We also started some exciting new projects;
>> Social Fabric, a get together for local people to reduce social isolation and make upcycled textile items for good causes.
>> Common Thread – an online project working with women who faced multiple disadvantages and barriers to work. We worked with domestic abuse survivors and women who sex work to create some awesome upcycled garments, sending kits and tutorials through the post, with project support over the phone.
>> We became a Care 4 Calais collection point for donations for Afghan refugees arriving into Manchester, and were overwhelmed by your generosity and support.
We also hosted three campaign actions:
>> Two Stitch It Don’t Ditch It events, mending clothes on the high street.
>> Market Street action for the Justice for Jeyasre campaign
In Stretford we:
>> hosted the first of many Quilting course with the wonderful Margaret Styles
>> Exhibitions upstairs including Wandle Wardrobe and COP Twenty Stitch
>> Stitched together a giant quilt that had been made by refugees under the guidance of Ibukun Baldwin for Little Amal’s visit to Manchester.

In 2022 so far we have:
>> Started three brand new projects, Walk In Wardrobe – a pop-up interactive sustainable fashion experience for young people, the Kathleen Project, gathering stories about Manchester’s industrial heritage in the voices of those who lived it and a new Repair Cafe in Stretford.
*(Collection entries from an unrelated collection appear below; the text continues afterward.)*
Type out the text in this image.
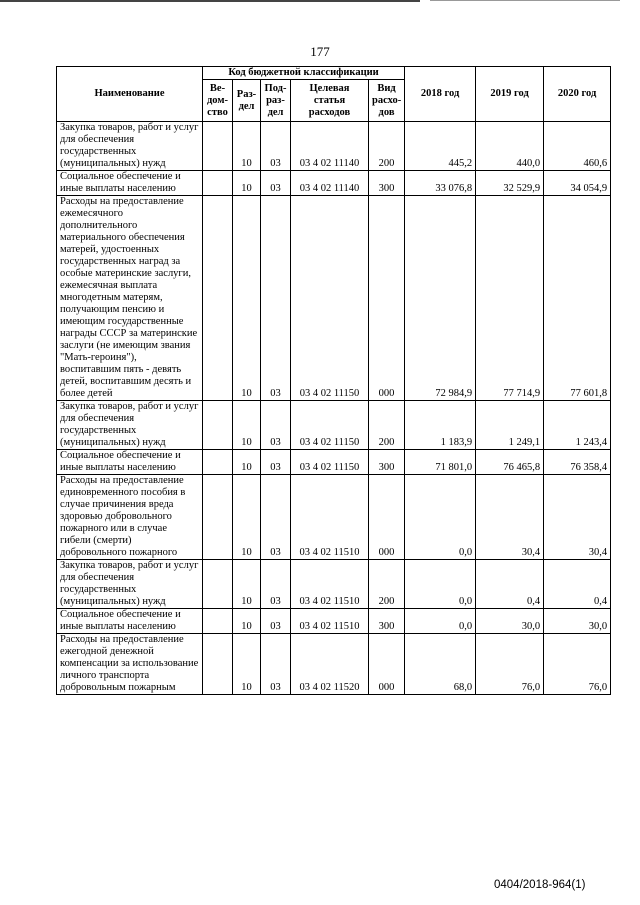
177
Наименование	Код бюджетной классификации					2018 год	2019 год	2020 год
	Ве-дом-ство	Раз-дел	Под-раз-дел	Целевая статья расходов	Вид расхо-дов			
Закупка товаров, работ и услуг для обеспечения государственных (муниципальных) нужд		10	03	03 4 02 11140	200	445,2	440,0	460,6
Социальное обеспечение и иные выплаты населению		10	03	03 4 02 11140	300	33 076,8	32 529,9	34 054,9
Расходы на предоставление ежемесячного дополнительного материального обеспечения матерей, удостоенных государственных наград за особые материнские заслуги, ежемесячная выплата многодетным матерям, получающим пенсию и имеющим государственные награды СССР за материнские заслуги (не имеющим звания "Мать-героиня"), воспитавшим пять - девять детей, воспитавшим десять и более детей		10	03	03 4 02 11150	000	72 984,9	77 714,9	77 601,8
Закупка товаров, работ и услуг для обеспечения государственных (муниципальных) нужд		10	03	03 4 02 11150	200	1 183,9	1 249,1	1 243,4
Социальное обеспечение и иные выплаты населению		10	03	03 4 02 11150	300	71 801,0	76 465,8	76 358,4
Расходы на предоставление единовременного пособия в случае причинения вреда здоровью добровольного пожарного или в случае гибели (смерти) добровольного пожарного		10	03	03 4 02 11510	000	0,0	30,4	30,4
Закупка товаров, работ и услуг для обеспечения государственных (муниципальных) нужд		10	03	03 4 02 11510	200	0,0	0,4	0,4
Социальное обеспечение и иные выплаты населению		10	03	03 4 02 11510	300	0,0	30,0	30,0
Расходы на предоставление ежегодной денежной компенсации за использование личного транспорта добровольным пожарным		10	03	03 4 02 11520	000	68,0	76,0	76,0
0404/2018-964(1)
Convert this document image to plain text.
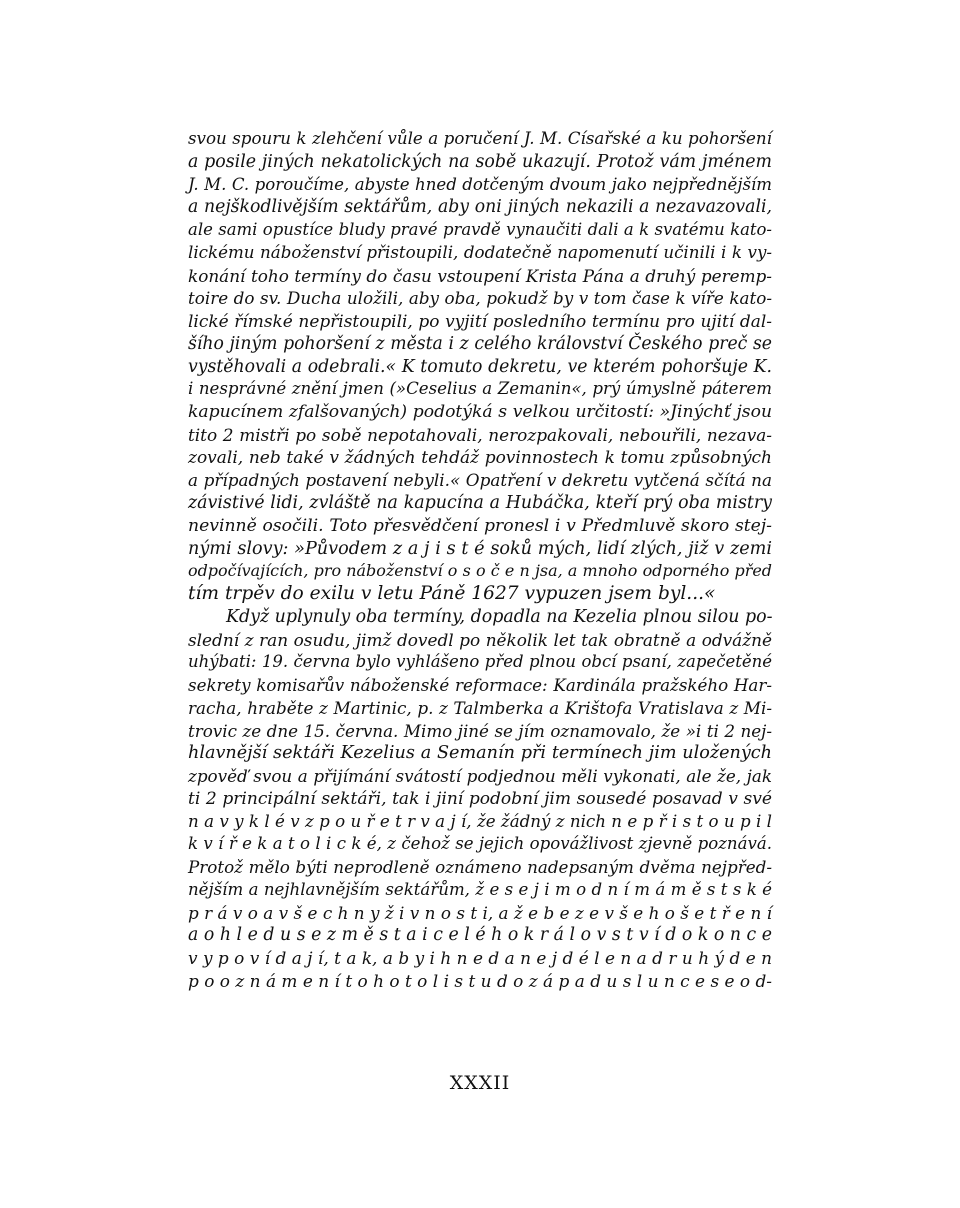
svou spouru k zlehčení vůle a poručení J. M. Císařské a ku pohoršení
a posile jiných nekatolických na sobě ukazují. Protož vám jménem
J. M. C. poroučíme, abyste hned dotčeným dvoum jako nejpřednějším
a nejškodlivějším sektářům, aby oni jiných nekazili a nezavazovali,
ale sami opustíce bludy pravé pravdě vynaučiti dali a k svatému kato-
lickému náboženství přistoupili, dodatečně napomenutí učinili i k vy-
konání toho termíny do času vstoupení Krista Pána a druhý peremp-
toire do sv. Ducha uložili, aby oba, pokudž by v tom čase k víře kato-
lické římské nepřistoupili, po vyjití posledního termínu pro ujití dal-
šího jiným pohoršení z města i z celého království Českého preč se
vystěhovali a odebrali.« K tomuto dekretu, ve kterém pohoršuje K.
i nesprávné znění jmen (»Ceselius a Zemanin«, prý úmyslně páterem
kapucínem zfalšovaných) podotýká s velkou určitostí: »Jinýchť jsou
tito 2 mistři po sobě nepotahovali, nerozpakovali, nebouřili, nezava-
zovali, neb také v žádných tehdáž povinnostech k tomu způsobných
a případných postavení nebyli.« Opatření v dekretu vytčená sčítá na
závistivé lidi, zvláště na kapucína a Hubáčka, kteří prý oba mistry
nevinně osočili. Toto přesvědčení pronesl i v Předmluvě skoro stej-
nými slovy: »Původem z a j i s t é soků mých, lidí zlých, již v zemi
odpočívajících, pro náboženství o s o č e n jsa, a mnoho odporného před
tím trpěv do exilu v letu Páně 1627 vypuzen jsem byl...«
Když uplynuly oba termíny, dopadla na Kezelia plnou silou po-
slední z ran osudu, jimž dovedl po několik let tak obratně a odvážně
uhýbati: 19. června bylo vyhlášeno před plnou obcí psaní, zapečetěné
sekrety komisařův náboženské reformace: Kardinála pražského Har-
racha, hraběte z Martinic, p. z Talmberka a Krištofa Vratislava z Mi-
trovic ze dne 15. června. Mimo jiné se jím oznamovalo, že »i ti 2 nej-
hlavnější sektáři Kezelius a Semanín při termínech jim uložených
zpověď svou a přijímání svátostí podjednou měli vykonati, ale že, jak
ti 2 principální sektáři, tak i jiní podobní jim sousedé posavad v své
n a v y k l é v z p o u ř e t r v a j í, že žádný z nich n e p ř i s t o u p i l
k v í ř e k a t o l i c k é, z čehož se jejich opovážlivost zjevně poznává.
Protož mělo býti neprodleně oznámeno nadepsaným dvěma nejpřed-
nějším a nejhlavnějším sektářům, ž e s e j i m o d n í m á m ě s t s k é
p r á v o a v š e c h n y ž i v n o s t i, a ž e b e z e v š e h o š e t ř e n í
a o h l e d u s e z m ě s t a i c e l é h o k r á l o v s t v í d o k o n c e
v y p o v í d a j í, t a k, a b y i h n e d a n e j d é l e n a d r u h ý d e n
p o o z n á m e n í t o h o t o l i s t u d o z á p a d u s l u n c e s e o d-
XXXII
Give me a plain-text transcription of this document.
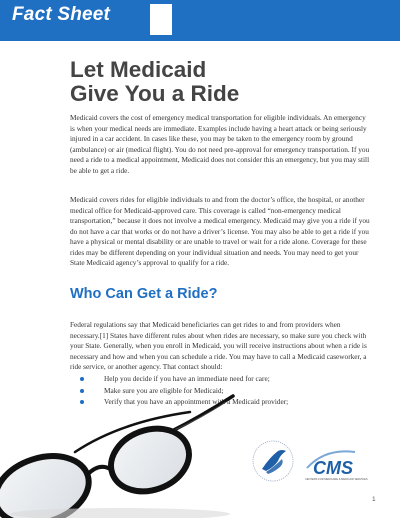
Fact Sheet
Let Medicaid
Give You a Ride

Medicaid covers the cost of emergency medical transportation for eligible individuals. An emergency is when your medical needs are immediate. Examples include having a heart attack or being seriously injured in a car accident. In cases like these, you may be taken to the emergency room by ground (ambulance) or air (medical flight). You do not need pre-approval for emergency transportation. If you need a ride to a medical appointment, Medicaid does not consider this an emergency, but you may still be able to get a ride.

Medicaid covers rides for eligible individuals to and from the doctor’s office, the hospital, or another medical office for Medicaid-approved care. This coverage is called “non-emergency medical transportation,” because it does not involve a medical emergency. Medicaid may give you a ride if you do not have a car that works or do not have a driver’s license. You may also be able to get a ride if you have a physical or mental disability or are unable to travel or wait for a ride alone. Coverage for these rides may be different depending on your individual situation and needs. You may need to get your State Medicaid agency’s approval to qualify for a ride.

Who Can Get a Ride?

Federal regulations say that Medicaid beneficiaries can get rides to and from providers when necessary.[1] States have different rules about when rides are necessary, so make sure you check with your State. Generally, when you enroll in Medicaid, you will receive instructions about when a ride is necessary and how and when you can schedule a ride. You may have to call a Medicaid caseworker, a ride service, or another agency. That contact should:

Help you decide if you have an immediate need for care;
Make sure you are eligible for Medicaid;
Verify that you have an appointment with a Medicaid provider;
CMS
CENTERS FOR MEDICARE & MEDICAID SERVICES
1
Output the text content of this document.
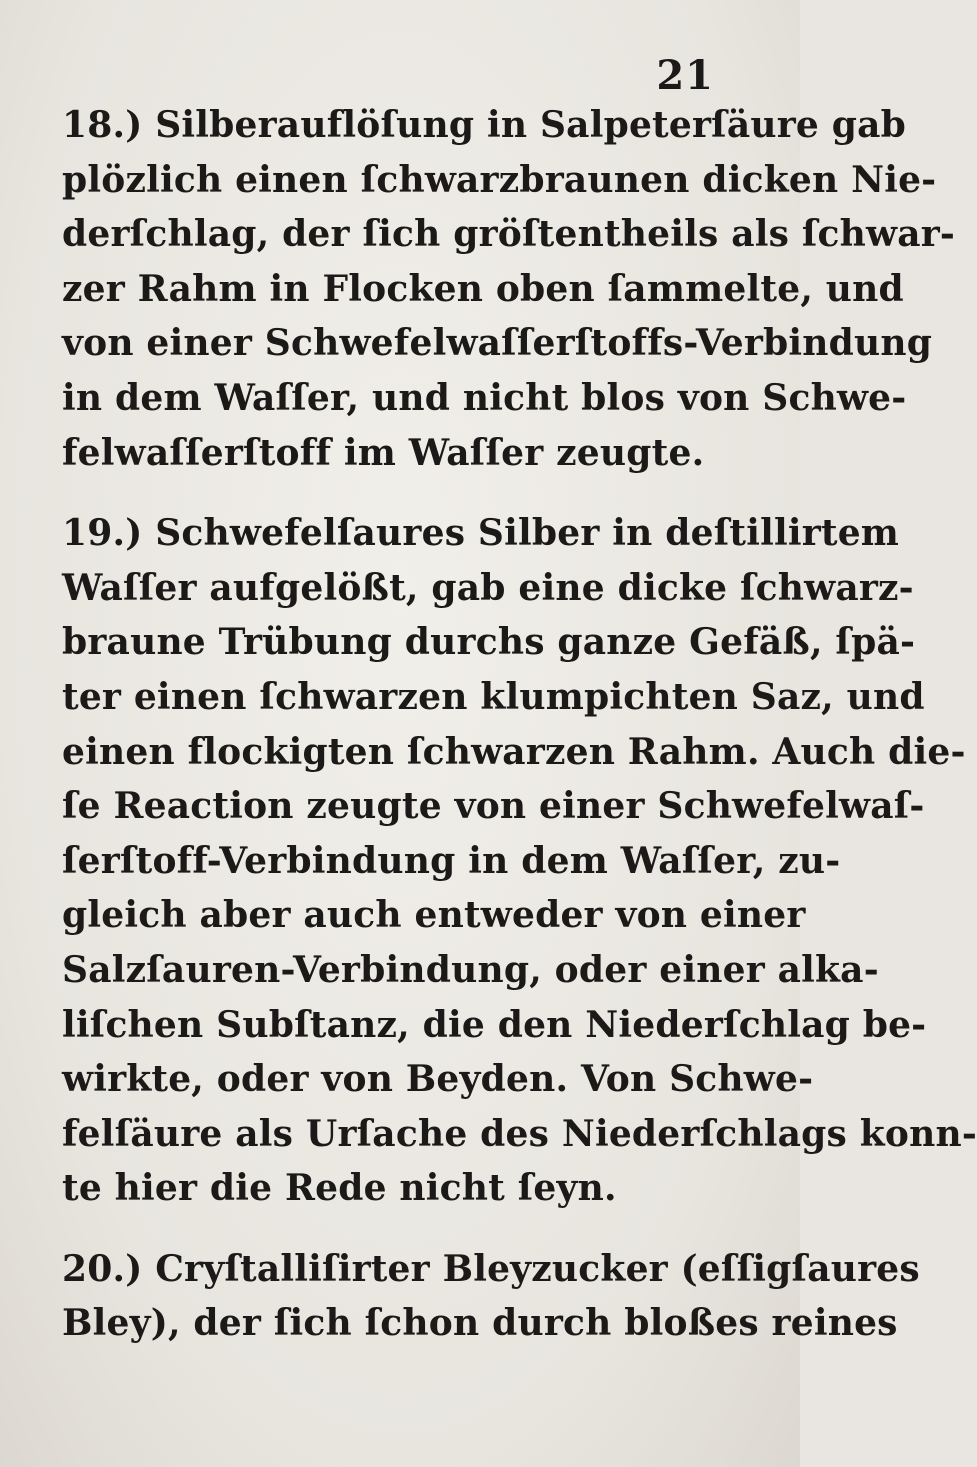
21
18.) Silberauflöſung in Salpeterſäure gab
plözlich einen ſchwarzbraunen dicken Nie-
derſchlag, der ſich gröſtentheils als ſchwar-
zer Rahm in Flocken oben ſammelte, und
von einer Schwefelwaſſerſtoffs-Verbindung
in dem Waſſer, und nicht blos von Schwe-
felwaſſerſtoff im Waſſer zeugte.
19.) Schwefelſaures Silber in deſtillirtem
Waſſer aufgelößt, gab eine dicke ſchwarz-
braune Trübung durchs ganze Gefäß, ſpä-
ter einen ſchwarzen klumpichten Saz, und
einen flockigten ſchwarzen Rahm. Auch die-
ſe Reaction zeugte von einer Schwefelwaſ-
ſerſtoff-Verbindung in dem Waſſer, zu-
gleich aber auch entweder von einer
Salzſauren-Verbindung, oder einer alka-
liſchen Subſtanz, die den Niederſchlag be-
wirkte, oder von Beyden. Von Schwe-
felſäure als Urſache des Niederſchlags konn-
te hier die Rede nicht ſeyn.
20.) Cryſtalliſirter Bleyzucker (eſſigſaures
Bley), der ſich ſchon durch bloßes reines
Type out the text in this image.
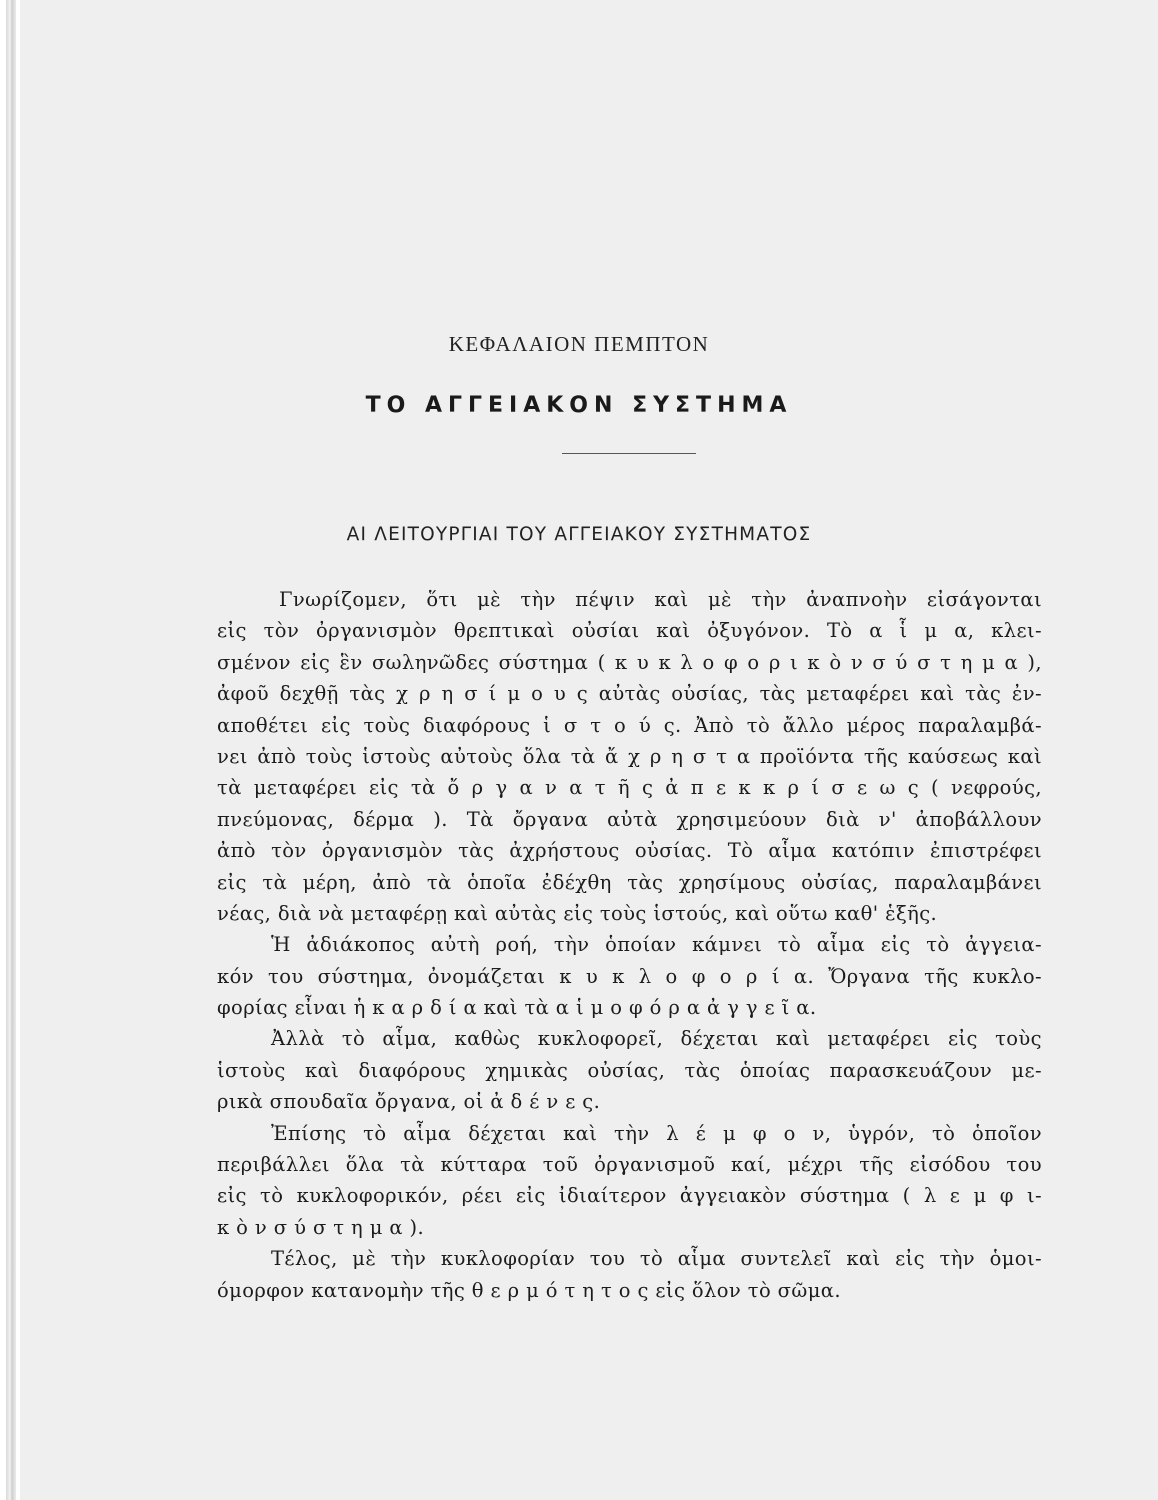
ΚΕΦΑΛΑΙΟΝ ΠΕΜΠΤΟΝ
ΤΟ ΑΓΓΕΙΑΚΟΝ ΣΥΣΤΗΜΑ
ΑΙ ΛΕΙΤΟΥΡΓΙΑΙ ΤΟΥ ΑΓΓΕΙΑΚΟΥ ΣΥΣΤΗΜΑΤΟΣ
Γνωρίζομεν, ὅτι μὲ τὴν πέψιν καὶ μὲ τὴν ἀναπνοὴν εἰσάγονται
εἰς τὸν ὀργανισμὸν θρεπτικαὶ οὐσίαι καὶ ὀξυγόνον. Τὸ α ἷ μ α, κλει-
σμένον εἰς ἓν σωληνῶδες σύστημα ( κ υ κ λ ο φ ο ρ ι κ ὸ ν σ ύ σ τ η μ α ),
ἀφοῦ δεχθῇ τὰς χ ρ η σ ί μ ο υ ς αὐτὰς οὐσίας, τὰς μεταφέρει καὶ τὰς ἐν-
αποθέτει εἰς τοὺς διαφόρους ἱ σ τ ο ύ ς. Ἀπὸ τὸ ἄλλο μέρος παραλαμβά-
νει ἀπὸ τοὺς ἱστοὺς αὐτοὺς ὅλα τὰ ἄ χ ρ η σ τ α προϊόντα τῆς καύσεως καὶ
τὰ μεταφέρει εἰς τὰ ὄ ρ γ α ν α τ ῆ ς ἀ π ε κ κ ρ ί σ ε ω ς ( νεφρούς,
πνεύμονας, δέρμα ). Τὰ ὄργανα αὐτὰ χρησιμεύουν διὰ ν' ἀποβάλλουν
ἀπὸ τὸν ὀργανισμὸν τὰς ἀχρήστους οὐσίας. Τὸ αἷμα κατόπιν ἐπιστρέφει
εἰς τὰ μέρη, ἀπὸ τὰ ὁποῖα ἐδέχθη τὰς χρησίμους οὐσίας, παραλαμβάνει
νέας, διὰ νὰ μεταφέρῃ καὶ αὐτὰς εἰς τοὺς ἱστούς, καὶ οὕτω καθ' ἑξῆς.
Ἡ ἀδιάκοπος αὐτὴ ροή, τὴν ὁποίαν κάμνει τὸ αἷμα εἰς τὸ ἀγγεια-
κόν του σύστημα, ὀνομάζεται κ υ κ λ ο φ ο ρ ί α. Ὄργανα τῆς κυκλο-
φορίας εἶναι ἡ κ α ρ δ ί α καὶ τὰ α ἱ μ ο φ ό ρ α ἀ γ γ ε ῖ α.
Ἀλλὰ τὸ αἷμα, καθὼς κυκλοφορεῖ, δέχεται καὶ μεταφέρει εἰς τοὺς
ἱστοὺς καὶ διαφόρους χημικὰς οὐσίας, τὰς ὁποίας παρασκευάζουν με-
ρικὰ σπουδαῖα ὄργανα, οἱ ἀ δ έ ν ε ς.
Ἐπίσης τὸ αἷμα δέχεται καὶ τὴν λ έ μ φ ο ν, ὑγρόν, τὸ ὁποῖον
περιβάλλει ὅλα τὰ κύτταρα τοῦ ὀργανισμοῦ καί, μέχρι τῆς εἰσόδου του
εἰς τὸ κυκλοφορικόν, ρέει εἰς ἰδιαίτερον ἀγγειακὸν σύστημα ( λ ε μ φ ι-
κ ὸ ν σ ύ σ τ η μ α ).
Τέλος, μὲ τὴν κυκλοφορίαν του τὸ αἷμα συντελεῖ καὶ εἰς τὴν ὁμοι-
όμορφον κατανομὴν τῆς θ ε ρ μ ό τ η τ ο ς εἰς ὅλον τὸ σῶμα.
>> Recruited Gosia, Isabel and Roshaney through the Green Jobs scheme, who’ve given our textile reuse work a real boost, doubling the amount of textiles we diverted from landfill versus last year, and there’s still more of 2022 to come! We’re very sad to be saying goodbye to them at the end of the month.
>> Added two bike trailers and an electric cargo bike to our fleet, enabling us to make almost 100% of our business travel by bike – yep, allll year round!
>> Been awarded the Viable Future Mark by Steady State Manchester and appeared live on Steph’s Packed Lunch on Channel 4.
We have lots of exciting plans for the coming year and beyond – including moving to a more permanent home. If you’d like to get involved in shaping our future plans, consider joining as a member, or volunteering on a variety of projects and activities.
We also have a tenth birthday survey which we’d love you to fill in, to tell us what you think of our work and your thoughts on what we should be focusing on in the future.
Thanks for all your support throughout the last decade, it means the absolute world to us!